Pore-C is a relatively new method, so its applications have not yet been fully appreciated. A strength of Pore-C over previous methods is its ability to detect interactions between more than two genomic loci. Such high-order interactions enable the study of cellular processes, such as gene expression regulation at a more system-level scale. With statistical methods, Pore-C data can be used to identify cooperative interactions, wherein high-order interactions are observed at a frequency greater than the sum of their expected pairwise contacts. In addition, using ONT long reads, Pore-C can detect DNA methylation, thereby providing an additional layer of epigenetic information to analyze. In the future, Pore-C may be applied to study how the 3D genome changes during developmental processes, such as cellular differentiation. Additionally, Pore-C may be applied to the study of cancer, where the 3D genome is often structurally rearranged, which can result in aberrant gene transcription via processes such as enhancer hijacking.

==Use==

===Advantages===
- Pore-C has a higher efficiency and fidelity compared to previous methods.
- The absence of an amplification step that is required in other chromatin conformation capture methods simplifies the experimental protocol.
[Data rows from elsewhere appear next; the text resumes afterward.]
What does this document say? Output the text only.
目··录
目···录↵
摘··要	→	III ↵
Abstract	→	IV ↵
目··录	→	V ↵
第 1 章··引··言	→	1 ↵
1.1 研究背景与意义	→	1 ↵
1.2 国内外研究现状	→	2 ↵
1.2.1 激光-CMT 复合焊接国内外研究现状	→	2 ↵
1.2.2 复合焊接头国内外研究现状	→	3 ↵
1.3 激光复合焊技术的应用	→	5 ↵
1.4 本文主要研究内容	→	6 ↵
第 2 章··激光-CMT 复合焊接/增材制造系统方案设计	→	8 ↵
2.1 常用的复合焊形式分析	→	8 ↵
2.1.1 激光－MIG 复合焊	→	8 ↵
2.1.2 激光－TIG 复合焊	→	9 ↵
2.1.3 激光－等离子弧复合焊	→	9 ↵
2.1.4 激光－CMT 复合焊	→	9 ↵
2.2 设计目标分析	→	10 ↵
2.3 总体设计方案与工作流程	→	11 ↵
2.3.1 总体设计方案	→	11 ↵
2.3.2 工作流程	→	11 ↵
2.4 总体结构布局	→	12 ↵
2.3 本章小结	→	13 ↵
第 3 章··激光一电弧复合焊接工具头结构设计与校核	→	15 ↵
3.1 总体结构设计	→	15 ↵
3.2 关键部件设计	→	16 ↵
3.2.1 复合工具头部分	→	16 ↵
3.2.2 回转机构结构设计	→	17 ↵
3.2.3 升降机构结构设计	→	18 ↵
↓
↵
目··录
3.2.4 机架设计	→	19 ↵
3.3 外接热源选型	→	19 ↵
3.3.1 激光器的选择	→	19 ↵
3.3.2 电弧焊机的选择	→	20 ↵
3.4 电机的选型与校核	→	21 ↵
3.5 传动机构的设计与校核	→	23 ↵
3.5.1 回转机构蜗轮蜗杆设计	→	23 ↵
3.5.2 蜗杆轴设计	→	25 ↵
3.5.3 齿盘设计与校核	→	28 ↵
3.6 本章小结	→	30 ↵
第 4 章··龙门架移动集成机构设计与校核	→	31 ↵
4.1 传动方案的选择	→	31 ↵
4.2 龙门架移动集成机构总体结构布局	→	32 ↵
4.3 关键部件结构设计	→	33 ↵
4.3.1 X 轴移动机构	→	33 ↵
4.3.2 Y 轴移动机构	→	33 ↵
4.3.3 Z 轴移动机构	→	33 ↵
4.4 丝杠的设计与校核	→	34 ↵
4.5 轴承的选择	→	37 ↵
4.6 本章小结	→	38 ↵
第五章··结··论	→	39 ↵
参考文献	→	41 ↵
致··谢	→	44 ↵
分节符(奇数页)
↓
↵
Additionally, bisulfite conversion (as is required in Methyl-HiC) is not required when detecting DNA methylation.
- Pore-C can detect more higher order interactions than Hi-C and other previous methods, because concatemers can span multiple chromosomes and detect distal interactions. Previously, these interactions have been understudied because of the limitations of previous methods.
- Because ONT long-read sequencing can detect DNA methylation, Pore-C can be extended to characterize epigenetic interactions and their relationship with chromatin topology.

===Limitations===
- Oxford Nanopore sequencing technology is costly, and therefore Pore-C is more expensive per run when compared to other chromatin conformation capture techniques.
- Pore-C throughput is relatively low when compared to other techniques, particularly due to DNA-bound proteins clogging sequencing pores. This can cause it to be less efficient, especially when combined with its relatively high cost per run. However, recent work has shown that the throughput can be increased by treating DNA fragments with proteases to reduce clogging.
- Because it relies on ONT long-read sequencing technology, Pore-C is subject to the same limitations. For example, longer reads can be less accurate when compared to shorter reads.
- Because Pore-C is a newer technique, it is relatively unproven and has not been tested to the same extent as other chromatin conformation capture techniques.